The other day I was bounding some inequalities for my thesis. I had that some functions were Holder, but I haven’t the explicit derivatives of my functions.

I spent one hour or so thinking if I could bound correctly my expression without having the derivatives.

The answer is yes, and I will show how.

# Hölder condition

First, the definition according to Introduction to Nonparametric Estimation from A. Tsybakov for a Holder functional class is

\begin{equation}\label{eq:holder_fb}

\left| f^{(n)}(x) – f^{(n)}(x_0) \right| \leq C \left| x – x_0 \right|^{\beta-s},\ \forall x, x_0 \in D.

\end{equation}

However, the classical definition in the analysis textbooks, presents the last inequality as,

\left| f(x) – f(x_0) \right| \leq C \left| x – x_0 \right|^{\beta},\ \forall x, x_0 \in D.

\end{equation}

Silly or not, I couldn’t remember that those two inequalities were equivalents. %

This is one proof of its equivalence if you find it useful.

# Proof

I will prove that Equation \eqref{eq:holder_f} implies Equation\eqref{eq:holder_fb}. The inverse equivalence is similar and I will let it as an exercise.

First denote $n=\left\lfloor \beta\right\rfloor$ and $r=\beta – \left\lfloor \beta\right\rfloor$.

Next, remember that the derivative could be expressed as

\begin{equation} \label{eq:der}

f(x) = f(x_0)+f^\prime(x_0)(x-x_0) + o(x-x_0).

\end{equation}

Here the term $o(x-x_0)$ refers to the little-oh notation and means that

\begin{equation*}

\lim_{x\to x_0} \frac{f(x) – f(x_0)}{x-x_0} – f^\prime(x_0) = 0.

\end{equation*}

Thus, by Equation \eqref{eq:holder_f} and the identity \eqref{eq:der} we can prove that

\begin{equation}

\left\vert f^\prime(x_0) + o(1) \right\vert = \left\vert \frac{f(x) – f(x_0)}{x-x_0} \right\vert \leq C\vert x-x_0\vert^{n+r-1}.

\end{equation}

The points $x$ and $x_0$ belong to some interval $D$. Hence we can bound the difference between $(f(x) – f(x_0))/(x-x_0)$ and $f^\prime(x_0)$ implying that the term $o(1)$ is also controlled.

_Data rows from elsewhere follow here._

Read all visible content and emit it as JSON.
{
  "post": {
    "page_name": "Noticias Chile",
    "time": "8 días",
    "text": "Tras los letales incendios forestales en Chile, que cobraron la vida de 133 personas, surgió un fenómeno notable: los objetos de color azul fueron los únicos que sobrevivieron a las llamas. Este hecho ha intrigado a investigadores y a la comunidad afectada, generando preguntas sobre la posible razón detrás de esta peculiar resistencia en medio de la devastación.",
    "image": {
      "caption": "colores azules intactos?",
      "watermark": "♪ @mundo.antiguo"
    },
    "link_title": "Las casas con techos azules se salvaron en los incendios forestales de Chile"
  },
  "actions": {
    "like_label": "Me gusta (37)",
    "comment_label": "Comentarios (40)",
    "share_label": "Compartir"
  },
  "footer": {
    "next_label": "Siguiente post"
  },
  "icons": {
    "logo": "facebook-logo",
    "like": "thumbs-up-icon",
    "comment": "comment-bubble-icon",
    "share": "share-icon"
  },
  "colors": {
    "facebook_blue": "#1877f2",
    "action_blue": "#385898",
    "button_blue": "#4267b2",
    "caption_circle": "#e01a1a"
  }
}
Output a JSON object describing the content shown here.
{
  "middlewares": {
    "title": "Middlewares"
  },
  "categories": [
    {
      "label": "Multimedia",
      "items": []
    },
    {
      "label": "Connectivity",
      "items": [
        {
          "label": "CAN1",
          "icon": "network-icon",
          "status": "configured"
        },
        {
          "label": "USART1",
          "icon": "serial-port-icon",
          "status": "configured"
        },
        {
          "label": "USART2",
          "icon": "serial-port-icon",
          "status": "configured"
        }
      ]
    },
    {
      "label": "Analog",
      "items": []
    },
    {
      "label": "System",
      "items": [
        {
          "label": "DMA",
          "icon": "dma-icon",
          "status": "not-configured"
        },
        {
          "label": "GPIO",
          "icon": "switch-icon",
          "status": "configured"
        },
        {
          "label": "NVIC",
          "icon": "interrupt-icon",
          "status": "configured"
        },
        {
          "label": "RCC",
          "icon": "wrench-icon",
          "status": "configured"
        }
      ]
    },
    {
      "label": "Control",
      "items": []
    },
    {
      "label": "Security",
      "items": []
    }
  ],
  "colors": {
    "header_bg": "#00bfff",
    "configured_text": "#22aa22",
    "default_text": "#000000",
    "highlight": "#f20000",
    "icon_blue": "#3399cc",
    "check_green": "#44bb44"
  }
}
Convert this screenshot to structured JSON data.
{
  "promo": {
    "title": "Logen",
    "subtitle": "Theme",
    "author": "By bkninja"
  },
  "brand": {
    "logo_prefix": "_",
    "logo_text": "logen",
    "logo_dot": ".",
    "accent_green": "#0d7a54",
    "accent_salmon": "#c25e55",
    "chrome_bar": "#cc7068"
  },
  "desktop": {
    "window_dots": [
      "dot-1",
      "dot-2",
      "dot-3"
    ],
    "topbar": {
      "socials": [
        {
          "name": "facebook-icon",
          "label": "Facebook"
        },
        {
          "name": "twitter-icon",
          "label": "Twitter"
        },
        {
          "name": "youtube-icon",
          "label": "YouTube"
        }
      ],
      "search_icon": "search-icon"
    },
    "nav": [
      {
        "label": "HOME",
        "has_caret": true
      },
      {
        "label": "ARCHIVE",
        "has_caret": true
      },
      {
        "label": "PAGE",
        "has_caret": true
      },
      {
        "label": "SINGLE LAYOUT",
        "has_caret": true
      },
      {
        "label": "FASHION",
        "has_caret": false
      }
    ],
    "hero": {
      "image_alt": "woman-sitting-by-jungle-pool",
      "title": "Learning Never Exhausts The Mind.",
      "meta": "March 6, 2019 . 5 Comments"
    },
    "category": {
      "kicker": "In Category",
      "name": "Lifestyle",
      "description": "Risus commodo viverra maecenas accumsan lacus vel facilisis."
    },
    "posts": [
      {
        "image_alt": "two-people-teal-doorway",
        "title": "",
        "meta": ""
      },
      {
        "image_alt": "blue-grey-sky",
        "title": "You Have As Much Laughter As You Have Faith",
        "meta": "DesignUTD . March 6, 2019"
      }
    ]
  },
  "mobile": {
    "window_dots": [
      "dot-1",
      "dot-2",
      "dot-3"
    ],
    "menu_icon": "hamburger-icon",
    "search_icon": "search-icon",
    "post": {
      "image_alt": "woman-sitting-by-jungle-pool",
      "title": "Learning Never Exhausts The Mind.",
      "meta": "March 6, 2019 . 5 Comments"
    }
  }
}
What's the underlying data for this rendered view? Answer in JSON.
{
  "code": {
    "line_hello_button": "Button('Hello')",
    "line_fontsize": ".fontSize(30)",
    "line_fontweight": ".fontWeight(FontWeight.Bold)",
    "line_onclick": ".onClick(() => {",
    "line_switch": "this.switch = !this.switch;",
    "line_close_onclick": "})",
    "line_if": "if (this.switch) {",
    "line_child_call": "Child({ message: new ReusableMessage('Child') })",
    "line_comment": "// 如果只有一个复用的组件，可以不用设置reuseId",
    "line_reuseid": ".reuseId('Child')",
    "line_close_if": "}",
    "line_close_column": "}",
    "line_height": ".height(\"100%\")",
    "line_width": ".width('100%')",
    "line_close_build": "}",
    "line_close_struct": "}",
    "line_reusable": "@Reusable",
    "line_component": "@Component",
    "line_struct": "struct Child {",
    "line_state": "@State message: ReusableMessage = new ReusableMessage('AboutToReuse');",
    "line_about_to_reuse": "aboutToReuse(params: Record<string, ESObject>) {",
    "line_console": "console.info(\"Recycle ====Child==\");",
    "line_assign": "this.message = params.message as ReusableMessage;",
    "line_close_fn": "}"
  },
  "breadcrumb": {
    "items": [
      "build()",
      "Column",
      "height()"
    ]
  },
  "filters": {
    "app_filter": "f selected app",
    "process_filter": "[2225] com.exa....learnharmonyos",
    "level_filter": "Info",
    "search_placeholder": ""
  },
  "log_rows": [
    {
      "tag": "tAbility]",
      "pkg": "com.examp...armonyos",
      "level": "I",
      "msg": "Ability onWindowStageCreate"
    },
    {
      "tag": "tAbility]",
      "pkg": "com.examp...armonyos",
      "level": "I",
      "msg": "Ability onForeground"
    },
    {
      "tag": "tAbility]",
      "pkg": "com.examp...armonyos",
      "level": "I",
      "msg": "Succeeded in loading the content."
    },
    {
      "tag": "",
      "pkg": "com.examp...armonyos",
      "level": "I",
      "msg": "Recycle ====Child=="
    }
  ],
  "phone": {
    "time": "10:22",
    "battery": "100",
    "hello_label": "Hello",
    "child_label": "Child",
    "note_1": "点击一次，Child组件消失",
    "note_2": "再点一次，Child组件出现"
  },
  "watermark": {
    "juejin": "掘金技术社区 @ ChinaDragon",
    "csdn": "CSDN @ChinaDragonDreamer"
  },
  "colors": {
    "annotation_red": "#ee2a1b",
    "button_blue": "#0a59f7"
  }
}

It means we can always choose $C$ such as

\begin{equation}

\vert f^\prime (x_0)\vert \leq C \vert x-x_0\vert^{n+r-1}

\end{equation}

Therefore,

\begin{equation}

\vert f^\prime (x) – f^\prime (x_0)\vert \leq 2C \vert x-x_0\vert^{n+r-1}.

\end{equation}

We can apply the latter arguments iteratively $n$ times to Equation \eqref{eq:holder_f}. We notice in each step that subtracting $1$ from the exponent in the right side causes adding one derivative to left side.

Finally, we obtain our result

\begin{equation}

\left| f^{(n)}(x) – f^{(n)}(x_0)

\right| \leq C \left| x – x_0 \right|^{r},\ \forall x,

x_0 \in D.

\end{equation}

QED.